In 2018, local medical officers began using wireless digital tablets to track which children received which immunisations in a pilot scheme covering more than 1,300 health facilities across four regions. The benefits of using electronic methods of record-keeping quickly became apparent, especially in the most remote places, for example, within the harsh, dry highland plains of the Ngorongoro region that is home to the Maasai tribespeople.
Because many Maasai children are nomadic, they do not always attend the same clinics. This makes it particularly difficult to ensure these children receive all their vaccinations at the appropriate time. Before this “digital revolution”, the success of immunisation programmes among the Maasai depended on hope – hope that children would attend and hope that their families would bring the correct paper records of their vaccination history.

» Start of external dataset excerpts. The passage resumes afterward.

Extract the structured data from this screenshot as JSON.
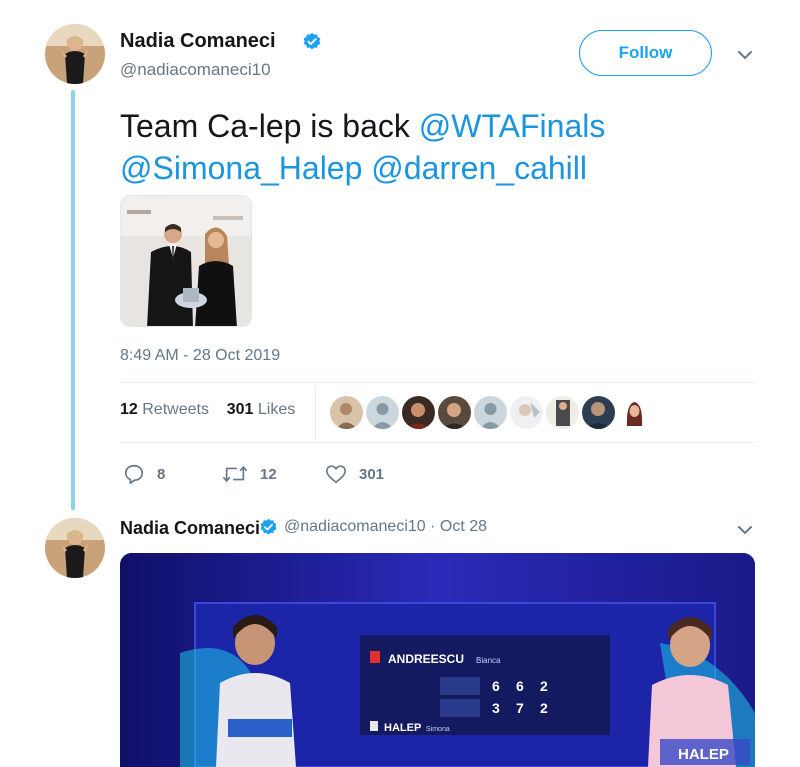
{
  "tweet1": {
    "author_name": "Nadia Comaneci",
    "author_handle": "@nadiacomaneci10",
    "follow_label": "Follow",
    "text_prefix": "Team Ca-lep is back ",
    "mentions": [
      "@WTAFinals",
      "@Simona_Halep",
      "@darren_cahill"
    ],
    "timestamp": "8:49 AM - 28 Oct 2019",
    "retweets_count": "12",
    "retweets_label": "Retweets",
    "likes_count": "301",
    "likes_label": "Likes",
    "actions": {
      "reply_count": "8",
      "retweet_count": "12",
      "like_count": "301"
    },
    "liker_avatar_count": 9
  },
  "tweet2": {
    "author_name": "Nadia Comaneci",
    "author_handle": "@nadiacomaneci10",
    "date": "Oct 28",
    "separator": "·"
  },
  "video": {
    "scoreboard": {
      "player1": "ANDREESCU",
      "player1_first": "Bianca",
      "player2": "HALEP",
      "player2_first": "Simona",
      "p1_sets": [
        "6",
        "6",
        "2"
      ],
      "p2_sets": [
        "3",
        "7",
        "2"
      ]
    },
    "banner_text": "HALEP"
  },
  "colors": {
    "accent": "#1da1f2",
    "mention": "#1b95e0",
    "thread_line": "#8fd0ea",
    "muted": "#657786"
  }
}
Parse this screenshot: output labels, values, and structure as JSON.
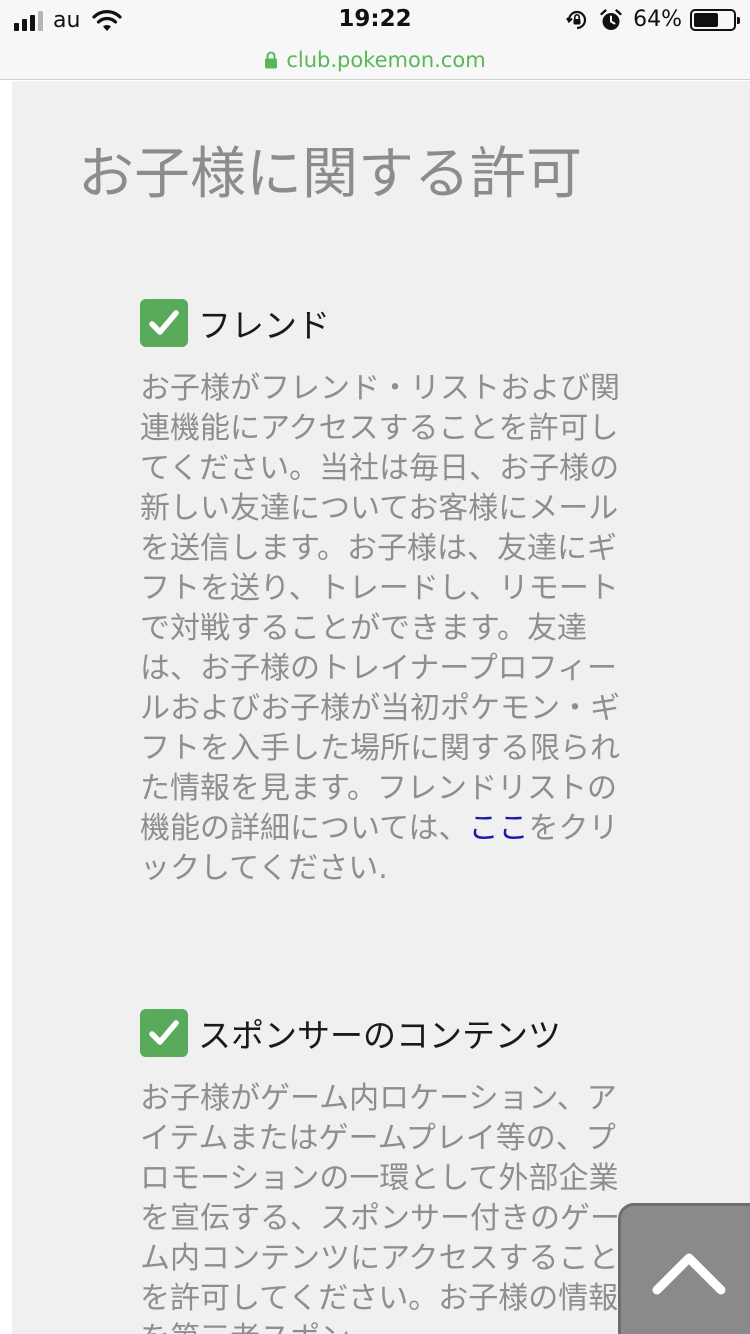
{
  "status_bar": {
    "carrier": "au",
    "time": "19:22",
    "battery": "64%",
    "battery_level": 0.64,
    "icons": [
      "signal-icon",
      "wifi-icon",
      "orientation-lock-icon",
      "alarm-icon",
      "battery-icon"
    ]
  },
  "browser": {
    "url": "club.pokemon.com",
    "url_color": "#59b75a"
  },
  "page": {
    "title": "お子様に関する許可",
    "sections": [
      {
        "checked": true,
        "title": "フレンド",
        "description_before_link": "お子様がフレンド・リストおよび関連機能にアクセスすることを許可してください。当社は毎日、お子様の新しい友達についてお客様にメールを送信します。お子様は、友達にギフトを送り、トレードし、リモートで対戦することができます。友達は、お子様のトレイナープロフィールおよびお子様が当初ポケモン・ギフトを入手した場所に関する限られた情報を見ます。フレンドリストの機能の詳細については、",
        "link_text": "ここ",
        "description_after_link": "をクリックしてください."
      },
      {
        "checked": true,
        "title": "スポンサーのコンテンツ",
        "description": "お子様がゲーム内ロケーション、アイテムまたはゲームプレイ等の、プロモーションの一環として外部企業を宣伝する、スポンサー付きのゲーム内コンテンツにアクセスすることを許可してください。お子様の情報を第三者スポン"
      }
    ]
  },
  "colors": {
    "checkbox": "#5aaa5c",
    "panel_bg": "#f0f0f0",
    "link": "#1a1aa6",
    "scroll_button": "#8a8a8a"
  }
}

Now, a swipe of a finger instantly brings up the medical records of mothers and infants, and the vaccinations their children need. The tablet-based system is a vital component of the country’s new EIR system, which enables health workers to seek out children who are missing out or defaulting on their routine immunisations. In a country where barely one in two children have their births registered this represents a crucial step forwards and is contributing to improvements in immunisation coverage among a previously underimmunised population subgroup.
Created as part of the United Republic of Tanzania’s Better Immunisation Data (BID) initiative, the new Electronic Immunisation Register (EIR) is largely a country-driven project, produced by PATH with support from the Bill & Melinda Gates Foundation.
EPI Manager Dr Dafrossa Lyimo played a central role in its design, ensuring the EIR was also integrated with the country’s Vaccine Information Management System (VIMS), another paperless system that now monitors and facilitates vaccine supply levels, and the equipment used to store vaccines at cool temperatures, across the country.
Access to this information means that health workers preparing for vaccination sessions in their clinic or community can quickly see how many vaccines are in stock and order new supplies as necessary. This helps with forward planning and ensures that health workers have enough vaccine doses to immunise all children who attend. By anticipating demand, this technology is also helping Dr Dafrossa’s team better manage national vaccine stock levels, thus reducing stock-outs and wastage.
Such advances in data management are not only welcome, they are fundamentally necessary if we are to achieve our goal of reaching every single child with live-saving immunisation by 2030. That requires the global health community to continue to invest in innovative ways to acquire and analyse robust data. Ultimately, it will be the data that tells us if we have succeeded.